Without waiting for an answer, she hobbled to the kitchen, where I could hear the teakettle whistling. Glancing around her small, tidy living room, I noticed a basket of yarn next to her chair. A half-completed blanket lay on top, looking so soft I could not resist touching it.
“May I?” I asked when Mrs. Webber returned.
“Of course.”
The blanket was as soft as I’d imagined. “It’s beautiful,” I murmured.
“Thank you,” she said, all at once shy. “Would you like to see the others?”
She led me to a hall closet, opening the door to expose a dozen or more baby blankets in mint green, pale lavender, and baby blue, each more beautiful than the last.
“What are all these?” I asked, incredulous.
“My work,” she said with a small shrug.
“Who are they for?”
She smiled a bit sadly. “I don’t know.”
Back in the living room, I examined the half-finished blanket again, stroking its delicate ruffled edge. “You do beautiful work.”
“I won’t be able to finish it.” The sadness returned to her face. “This is my last skein of yarn.”
The statement took me back in time to my Great-Aunt Esther. An avid knitter, Esther was obsessed with yarn and lived in fear of running out.
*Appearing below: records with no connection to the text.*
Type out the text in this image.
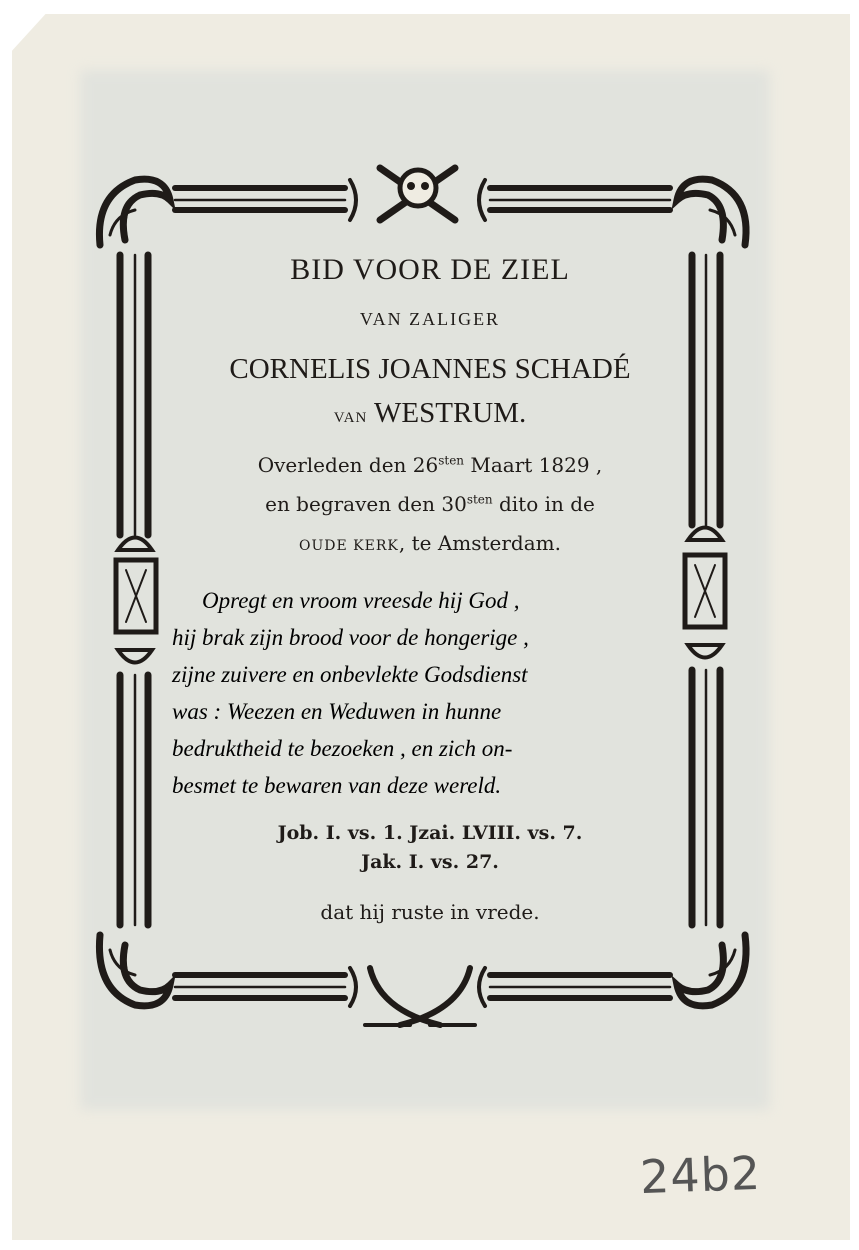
BID VOOR DE ZIEL

VAN ZALIGER

CORNELIS JOANNES SCHADÉ

VAN WESTRUM.

Overleden den $26^{sten}$ Maart 1829 ,

en begraven den $30^{sten}$ dito in de

OUDE KERK, te Amsterdam.

Opregt en vroom vreesde hij God ,

hij brak zijn brood voor de hongerige ,

zijne zuivere en onbevlekte Godsdienst

was : Weezen en Weduwen in hunne

bedruktheid te bezoeken , en zich on-

besmet te bewaren van deze wereld.

Job. I. vs. 1. Jzai. LVIII. vs. 7.

Jak. I. vs. 27.

dat hij ruste in vrede.

24b2
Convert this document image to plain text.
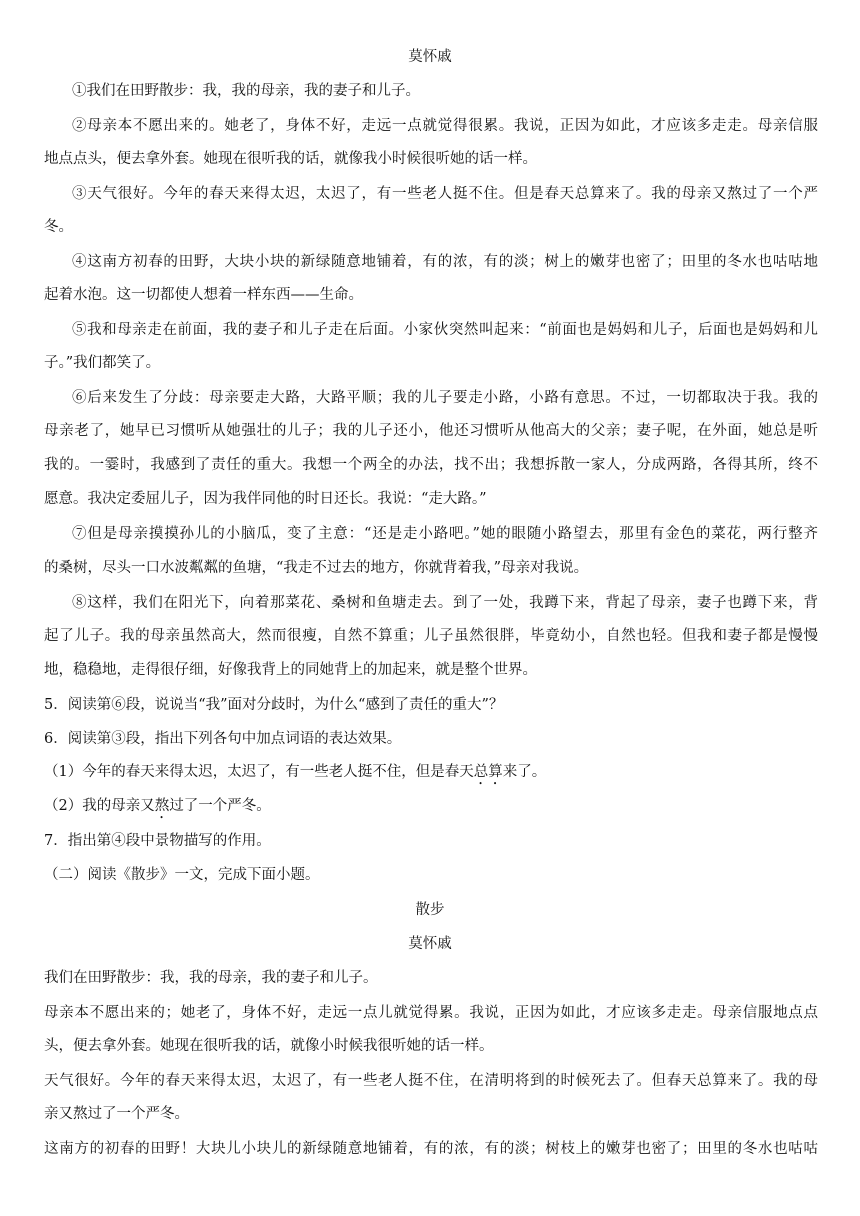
莫怀戚
①我们在田野散步：我，我的母亲，我的妻子和儿子。
②母亲本不愿出来的。她老了，身体不好，走远一点就觉得很累。我说，正因为如此，才应该多走走。母亲信服
地点点头，便去拿外套。她现在很听我的话，就像我小时候很听她的话一样。
③天气很好。今年的春天来得太迟，太迟了，有一些老人挺不住。但是春天总算来了。我的母亲又熬过了一个严
冬。
④这南方初春的田野，大块小块的新绿随意地铺着，有的浓，有的淡；树上的嫩芽也密了；田里的冬水也咕咕地
起着水泡。这一切都使人想着一样东西——生命。
⑤我和母亲走在前面，我的妻子和儿子走在后面。小家伙突然叫起来：“前面也是妈妈和儿子，后面也是妈妈和儿
子。”我们都笑了。
⑥后来发生了分歧：母亲要走大路，大路平顺；我的儿子要走小路，小路有意思。不过，一切都取决于我。我的
母亲老了，她早已习惯听从她强壮的儿子；我的儿子还小，他还习惯听从他高大的父亲；妻子呢，在外面，她总是听
我的。一霎时，我感到了责任的重大。我想一个两全的办法，找不出；我想拆散一家人，分成两路，各得其所，终不
愿意。我决定委屈儿子，因为我伴同他的时日还长。我说：“走大路。”
⑦但是母亲摸摸孙儿的小脑瓜，变了主意：“还是走小路吧。”她的眼随小路望去，那里有金色的菜花，两行整齐
的桑树，尽头一口水波粼粼的鱼塘，“我走不过去的地方，你就背着我，”母亲对我说。
⑧这样，我们在阳光下，向着那菜花、桑树和鱼塘走去。到了一处，我蹲下来，背起了母亲，妻子也蹲下来，背
起了儿子。我的母亲虽然高大，然而很瘦，自然不算重；儿子虽然很胖，毕竟幼小，自然也轻。但我和妻子都是慢慢
地，稳稳地，走得很仔细，好像我背上的同她背上的加起来，就是整个世界。
5．阅读第⑥段，说说当“我”面对分歧时，为什么“感到了责任的重大”？
6．阅读第③段，指出下列各句中加点词语的表达效果。
（1）今年的春天来得太迟，太迟了，有一些老人挺不住，但是春天总算来了。
（2）我的母亲又熬过了一个严冬。
7．指出第④段中景物描写的作用。
（二）阅读《散步》一文，完成下面小题。
散步
莫怀戚
我们在田野散步：我，我的母亲，我的妻子和儿子。
母亲本不愿出来的；她老了，身体不好，走远一点儿就觉得累。我说，正因为如此，才应该多走走。母亲信服地点点
头，便去拿外套。她现在很听我的话，就像小时候我很听她的话一样。
天气很好。今年的春天来得太迟，太迟了，有一些老人挺不住，在清明将到的时候死去了。但春天总算来了。我的母
亲又熬过了一个严冬。
这南方的初春的田野！大块儿小块儿的新绿随意地铺着，有的浓，有的淡；树枝上的嫩芽也密了；田里的冬水也咕咕
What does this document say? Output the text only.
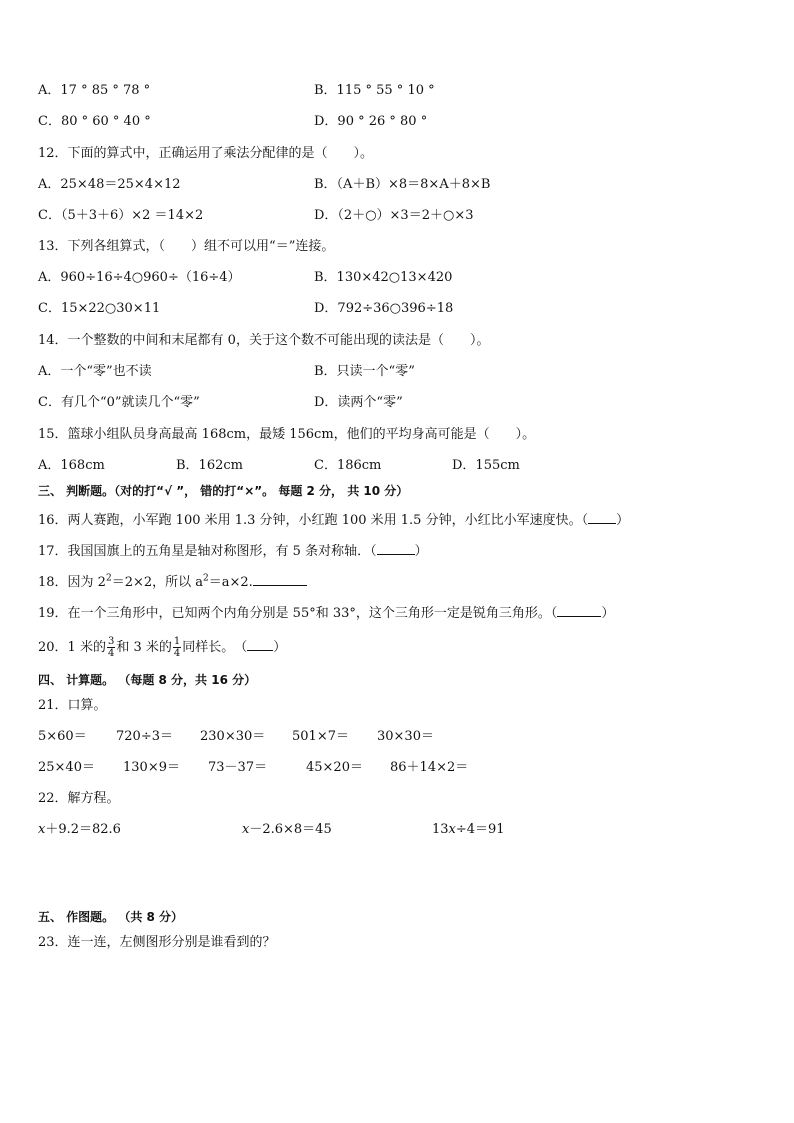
A．17 ° 85 ° 78 °	B．115 ° 55 ° 10 °
C．80 ° 60 ° 40 °	D．90 ° 26 ° 80 °
12．下面的算式中，正确运用了乘法分配律的是（　　）。
A．25×48＝25×4×12	B．（A＋B）×8＝8×A＋8×B
C．（5＋3＋6）×2 ＝14×2	D．（2＋○）×3＝2＋○×3
13．下列各组算式，（　　）组不可以用“＝”连接。
A．960÷16÷4○960÷（16÷4）	B．130×42○13×420
C．15×22○30×11	D．792÷36○396÷18
14．一个整数的中间和末尾都有 0，关于这个数不可能出现的读法是（　　）。
A．一个“零”也不读	B．只读一个“零”
C．有几个“0”就读几个“零”	D．读两个“零”
15．篮球小组队员身高最高 168cm，最矮 156cm，他们的平均身高可能是（　　）。
A．168cm	B．162cm	C．186cm	D．155cm
三、 判断题。（对的打“√ ”， 错的打“×”。 每题 2 分， 共 10 分）
16．两人赛跑，小军跑 100 米用 1.3 分钟，小红跑 100 米用 1.5 分钟，小红比小军速度快。（ ）
17．我国国旗上的五角星是轴对称图形，有 5 条对称轴．（	）
18．因为 $2^2=2\times 2$，所以 $a^2=a\times 2$.
19．在一个三角形中，已知两个内角分别是 55°和 33°，这个三角形一定是锐角三角形。（	）
20．1 米的 $\frac{3}{4}$ 和 3 米的 $\frac{1}{4}$ 同样长。　（ ）
四、 计算题。 （每题 8 分，共 16 分）
21．口算。
5×60＝ 720÷3＝ 230×30＝ 501×7＝ 30×30＝
25×40＝ 130×9＝ 73－37＝	45×20＝ 86＋14×2＝
22．解方程。
𝑥＋9.2＝82.6	𝑥－2.6×8＝45	13𝑥÷4＝91
五、 作图题。 （共 8 分）
23．连一连，左侧图形分别是谁看到的？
I well remembered Esther’s frantic phone calls when a winter storm was in the forecast, followed by my mother’s quick dashes to the store for milk, bread and yarn. It had seemed funny at the time, but now I began to understand. Aunt Esther’s knitting, like Mrs. Webber’s crocheting, filled many lonely hours. It gave her a purpose, even if she didn’t exactly know what that purpose was. All at once, the jumbled pieces of my dream came together, and I knew why I was there.
Over tea, I told Mrs. Webber about Rachel’s Heart and all the good the organization did for young, scared girls and their babies. “Would you be willing to donate one of your blankets for our raffle?” I asked hopefully.
The smile on her face was radiant. “Dear, I’d be willing to donate them all.”
“Oh, I couldn’t ask you to do that.”
“But you didn’t. I offered.” Taking a sip of her tea, she sat back, a contented smile on her face. “I was meant to make the blankets. I felt it in my heart. I like to call it the still, small voice of God whispering to me. So, I made the blankets and trusted God to show me who they were for. And now he has.”
A chill ran down my spine as all thoughts of dirty dishes and dusty windows slipped away.
“I have to pick up a few things at the grocery store,” I heard myself saying. “It’s in the same plaza as the Yarn Barn. Would you like to ride along?”
“Are you sure it wouldn’t be too much trouble?”
“It would be a pleasure, Mrs. Webber.”
A half-hour later, as Edna Webber’s hands caressed the soft, colorful skeins — her gnarled, arthritic, beautiful hands that would fashion this yarn into something amazing — I was glad I had listened to my dream. The work I had planned for the day did not get done, but the greater work, the work of kindness, was so much more important. As I stood with Mrs. Webber in the checkout line, I felt like I could hear that still, small voice she was always talking about. It whispered that if you have the means to help someone, you should do it. What may be a slight inconvenience to you just might be somebody else’s miracle.